What’s extraordinary about this charger is all of the “smart” features it contains. Interestingly enough, this device connects (via Bluetooth LE) to your phone and has a few interesting features that I’ve never seen before from these things. The first, albeit cosmetic feature is that you can use the Spectrum app to change the LED ring’s color (perhaps to match your car’s built-in accent lighting). Roav claims 16,000 shades of RGB are accessible, but I kept mine to a tasteful green to match my car’s lighting. One thing, and only because my keyboard/mouse does it, but I wish there were pulsing or breathing effects accessible as well. The firmware (yes, I can’t believe I’m saying this, but this car charger has firmware) is updateable though so perhaps something like this may come in a future revision.
I didn’t really use the Parking Location feature because Google Maps does that for me, but if your head unit doesn’t trigger the parking location notification on that app, Roav’s implementation seems solid, and just works. As soon as it detects a loss of connection to the charger, the app will geotag your current location and mark it on a map within the app.

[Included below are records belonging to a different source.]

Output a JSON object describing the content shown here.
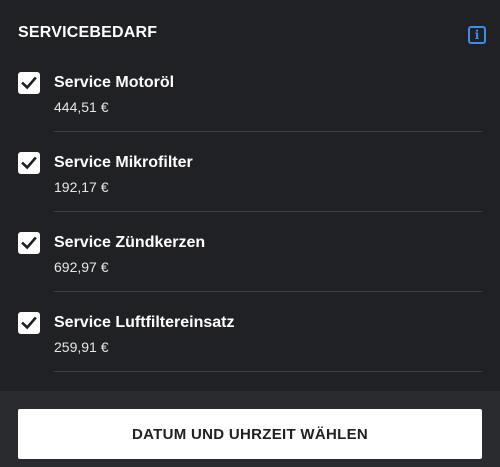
{
  "header": {
    "title": "SERVICEBEDARF",
    "info_icon": "info-icon",
    "info_symbol": "i"
  },
  "colors": {
    "background": "#202124",
    "accent": "#3a8ee6",
    "button_bg": "#ffffff",
    "button_text": "#202124"
  },
  "services": [
    {
      "label": "Service Motoröl",
      "price": "444,51 €",
      "checked": true
    },
    {
      "label": "Service Mikrofilter",
      "price": "192,17 €",
      "checked": true
    },
    {
      "label": "Service Zündkerzen",
      "price": "692,97 €",
      "checked": true
    },
    {
      "label": "Service Luftfiltereinsatz",
      "price": "259,91 €",
      "checked": true
    }
  ],
  "footer": {
    "cta_label": "DATUM UND UHRZEIT WÄHLEN"
  }
}
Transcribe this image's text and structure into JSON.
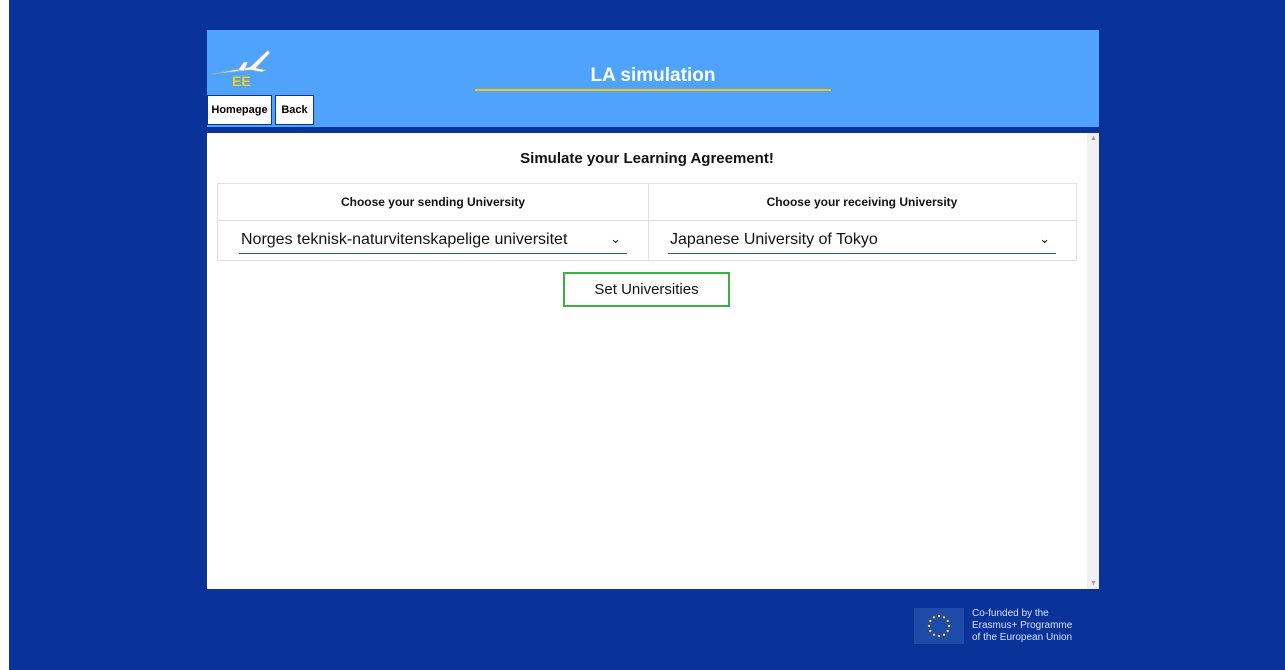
{
  "header": {
    "title": "LA simulation",
    "nav": {
      "homepage": "Homepage",
      "back": "Back"
    },
    "logo_text": "EE",
    "colors": {
      "header_bg": "#4fa3fa",
      "underline": "#f0c419",
      "page_bg": "#0a3399"
    }
  },
  "main": {
    "heading": "Simulate your Learning Agreement!",
    "sending": {
      "label": "Choose your sending University",
      "value": "Norges teknisk-naturvitenskapelige universitet"
    },
    "receiving": {
      "label": "Choose your receiving University",
      "value": "Japanese University of Tokyo"
    },
    "set_button": "Set Universities"
  },
  "footer": {
    "eu_line1": "Co-funded by the",
    "eu_line2": "Erasmus+ Programme",
    "eu_line3": "of the European Union",
    "flag_icon": "eu-flag-icon"
  }
}
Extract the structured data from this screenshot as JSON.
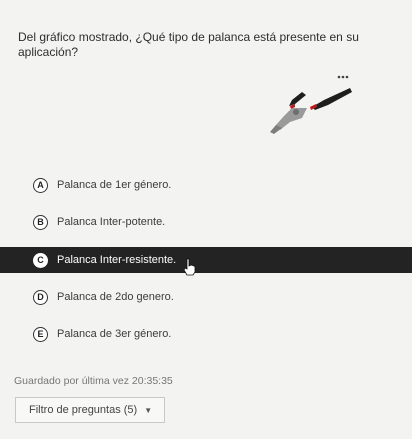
{
  "question": {
    "text": "Del gráfico mostrado, ¿Qué tipo de palanca está presente en su aplicación?"
  },
  "image": {
    "icon": "pliers-icon",
    "handle_color": "#1e1e1e",
    "accent_color": "#c0171a"
  },
  "options": [
    {
      "letter": "A",
      "label": "Palanca de 1er género.",
      "selected": false
    },
    {
      "letter": "B",
      "label": "Palanca Inter-potente.",
      "selected": false
    },
    {
      "letter": "C",
      "label": "Palanca Inter-resistente.",
      "selected": true
    },
    {
      "letter": "D",
      "label": "Palanca de 2do genero.",
      "selected": false
    },
    {
      "letter": "E",
      "label": "Palanca de 3er género.",
      "selected": false
    }
  ],
  "status": {
    "saved_text": "Guardado por última vez 20:35:35"
  },
  "filter": {
    "label": "Filtro de preguntas (5)",
    "caret_icon": "caret-down-icon"
  },
  "colors": {
    "selected_bg": "#232323",
    "page_bg": "#f3f3f1"
  }
}
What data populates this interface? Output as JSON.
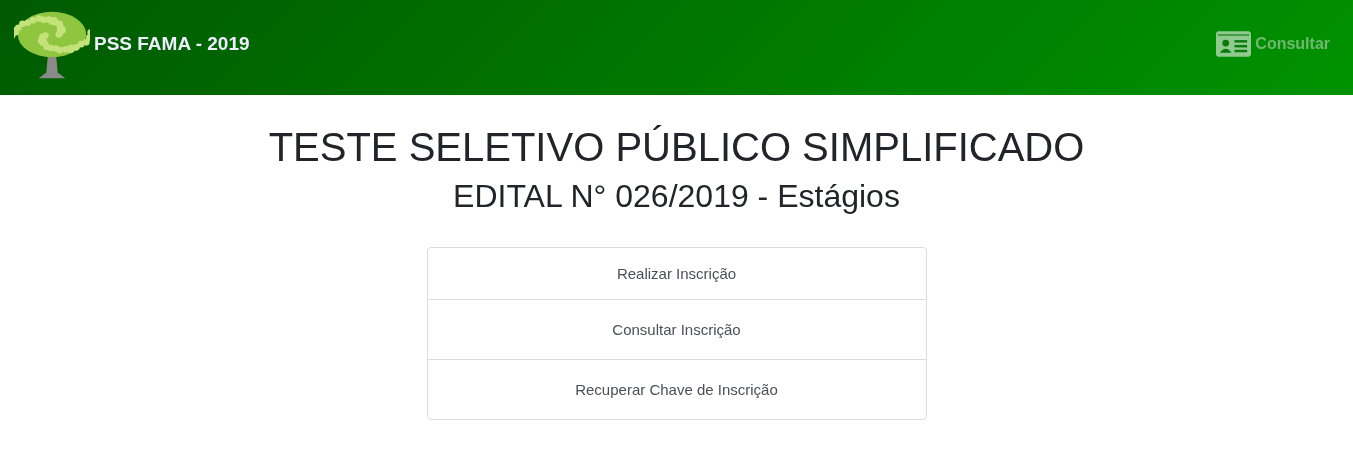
{
  "navbar": {
    "brand": "PSS FAMA - 2019",
    "link": "Consultar"
  },
  "heading": {
    "title": "TESTE SELETIVO PÚBLICO SIMPLIFICADO",
    "subtitle": "EDITAL N° 026/2019 - Estágios"
  },
  "menu": [
    "Realizar Inscrição",
    "Consultar Inscrição",
    "Recuperar Chave de Inscrição"
  ]
}
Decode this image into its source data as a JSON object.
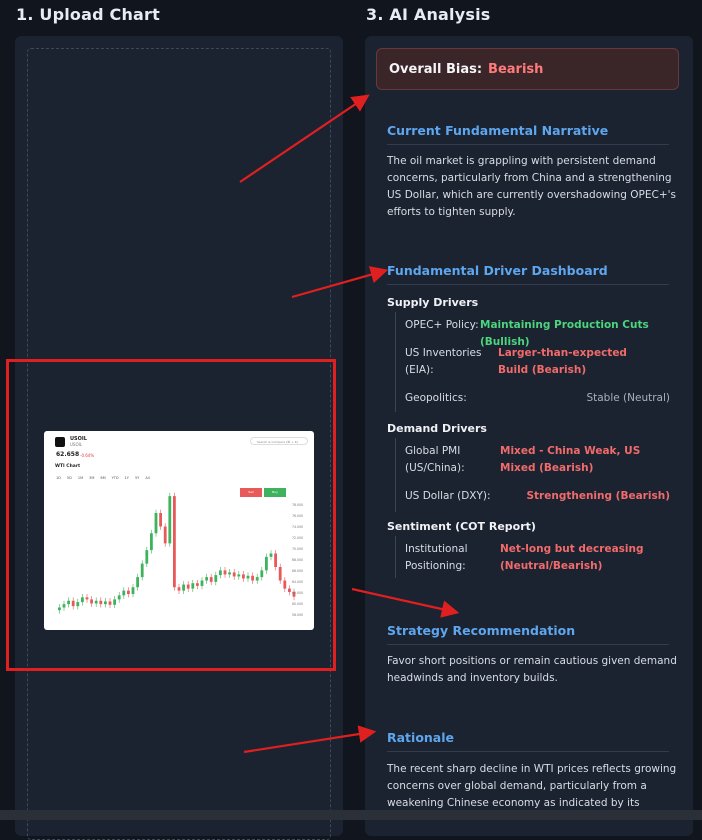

Finally, the charger can peek at and report your car’s 12V battery condition. It’s nice to check every now and then and listen to these stats because you could have a dead/dying alternator or battery and don’t know it. If I had something like this that was passively alerting me to my car battery’s condition, I could have saved a few AAA calls through the years.
As far as areas of improvement, nothing comes to mind. It’s prices fairly competitively at a few bucks more than its “non-smart” contempraries, so it’s probably worth getting this one over other similar ones in this manufacturer’s portfolio.